They're
coming out slowly... just from a different closet. Aparna Gupta explores the
phenomenon of cousins falling in love with each otherRicha and Ranvir * (names
changed), have been together for two years. Both work in Mumbai, belong to
Lucknow and their families have known each other since ages. Madly in love, they
want to tie the knot. Both are from affluent families of the same community but
herein lies the problem - Richa's mother and Ranvir's father are siblings...
they're brother and sister.
A
Struggle For Acceptance
Call
it incest or inbreeding, for cousin lovers, it's all about love. A fast-paced
lifestyle, prevalent indifference, unusual working hours - metros offer
individuals space and anonymity. Siddharth introduces Gyani as his girlfriend
and for five years, they've been living together. Rare questions on their future
plans are dismissed with a "Parents are not agreeable". Their parents feign
ignorance to persistently inquisitive relatives. Their mothers are sisters who,
overwhelmed by social embarrassment, haven't spoken to each other even once in
the last two years.
This
new group of cousin lovers is struggling for acceptance. Hindus in northern
India as a practice outlaw the consanguineous marriage by avoiding the same
'gothra' or patrilineal relationship between the probable bride and the groom.
However Menarikam, marriage between uncle and niece or between cousins, is a
common practice among Hindus in South India. Among many Hindu communities, the
marriage of a brother's daughter with a sister's son is common. Murias and Bhils
of North/Central India also practise cross- cousin marriage. Twenty per cent of
marriages around the world are between first cousins: Albert Einstein and
Charles Darwin married their first cousins. First-cousin marriages, while
prohibited in half the United States, is legal in Canada and throughout Europe.
In Egyptian royalty, even marriage between brother and sister was permitted to
concentrate wealth and power in one family. Well, you can't appeal to
Victorian morality; Queen Victoria married her first cousin.
"Armed
with education and exposure, a person tends to question rituals and doesn't mind
changing them. In metros, the social pressures towards conformity are not as
great as in smaller towns. For cosmopolitans, it's the togetherness that matters
more than social taboos," opines Samir Parikh, consultant psychiatrist, Max
Health Centre.
What
Health Issues?
Cousincouples.com,
the international support website for cousin lovers, argues that sexual
relations between two consenting adults (are) no one's business but their own.

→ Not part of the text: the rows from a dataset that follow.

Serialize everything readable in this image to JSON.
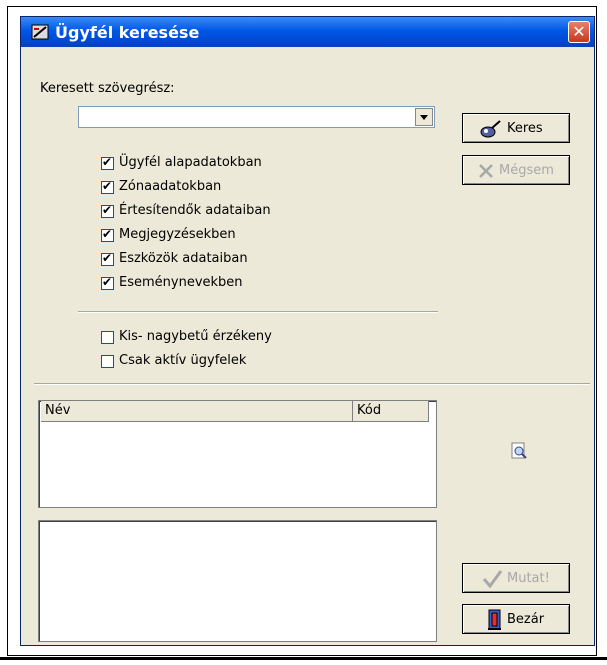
{
  "window": {
    "title": "Ügyfél keresése",
    "close_label": "✕"
  },
  "search": {
    "label": "Keresett szövegrész:",
    "value": ""
  },
  "buttons": {
    "keres": "Keres",
    "megsem": "Mégsem",
    "mutat": "Mutat!",
    "bezar": "Bezár"
  },
  "options": [
    {
      "label": "Ügyfél alapadatokban",
      "checked": true
    },
    {
      "label": "Zónaadatokban",
      "checked": true
    },
    {
      "label": "Értesítendők adataiban",
      "checked": true
    },
    {
      "label": "Megjegyzésekben",
      "checked": true
    },
    {
      "label": "Eszközök adataiban",
      "checked": true
    },
    {
      "label": "Eseménynevekben",
      "checked": true
    }
  ],
  "flags": [
    {
      "label": "Kis- nagybetű érzékeny",
      "checked": false
    },
    {
      "label": "Csak aktív ügyfelek",
      "checked": false
    }
  ],
  "results": {
    "columns": [
      "Név",
      "Kód"
    ],
    "rows": []
  },
  "colors": {
    "titlebar": "#0058e6",
    "face": "#ece9d8",
    "close": "#c4381d"
  },
  "icons": [
    "window-icon",
    "close-icon",
    "search-brush-icon",
    "cancel-x-icon",
    "magnifier-icon",
    "check-icon",
    "exit-door-icon"
  ]
}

It's a far cry from reality in a society which shuns cousin couples. In the
general population, the risk that a child will be born with a serious problem
like spina bifida or cystic fibrosis is three per cent to four per cent; to that
background risk, first cousins must add another 1.7 to 2.8 percentage points.
"'It's unhealthy', my best friend said, on being told that my boyfriend is my
first cousin," reveals Niti Garg*. "If your purpose is to prevent people with
dangerous genes from marrying each other, why use a crude standard such as
kinship? Why not test everybody for bad genes, ban marriage between carriers,
and let cousins without bad genes marry each other? If you prefer to ban
marriage among people in high-risk categories, why not start with fertile women
over 40? What if we decide never to have any babies, will society accept us
then?"
Catch-22
For Parents
For
one year, parents (brothers) of one such couple tried to reason it out. They
boycotted their children and tensions built up between the two brothers. Finally
they relented. Parents of cousin lovers are in a catch-22 situation. "My son
asked me if he could vote, then why couldn't he choose his partner? I could have
accepted a girl from a different status, religion or even country, but how could
I accept my sister's daughter as my 'bahu'? But do I have an option? If I
oppose, I will lose my son," feels a helpless father.
And
If It Doesn't Work?
You
can move on from an ex-spouse or ex-lover, but there's no such thing as an
ex-cousin. How are your parents and your ex's parents supposed to handle a nasty
divorce or a break-up? Everybody will be waiting for things to go wrong just
so they can say 'We told you so'. Dr Parikh says, "Cousins in love facing social
stigmatisation are vulnerable to loneliness and sometimes, even guilt'. To each
his own - after all, nothing is good or bad, it's the thought process that
makes it so.
Consanguineous
Marriage
When
you marry blood relatives then it is consanguineous marriage. These couples are
at an increased risk for autosomal recessive and multifactorial traits,
including several congenital malformations. The usual risk of a serious disease
or major malformation is 5 per cent, which is double the population risk. In the
case of a pregnancy, detailed ultrasound scanning or special screening (in the
case of a previous history of a particular problem) may be prudent.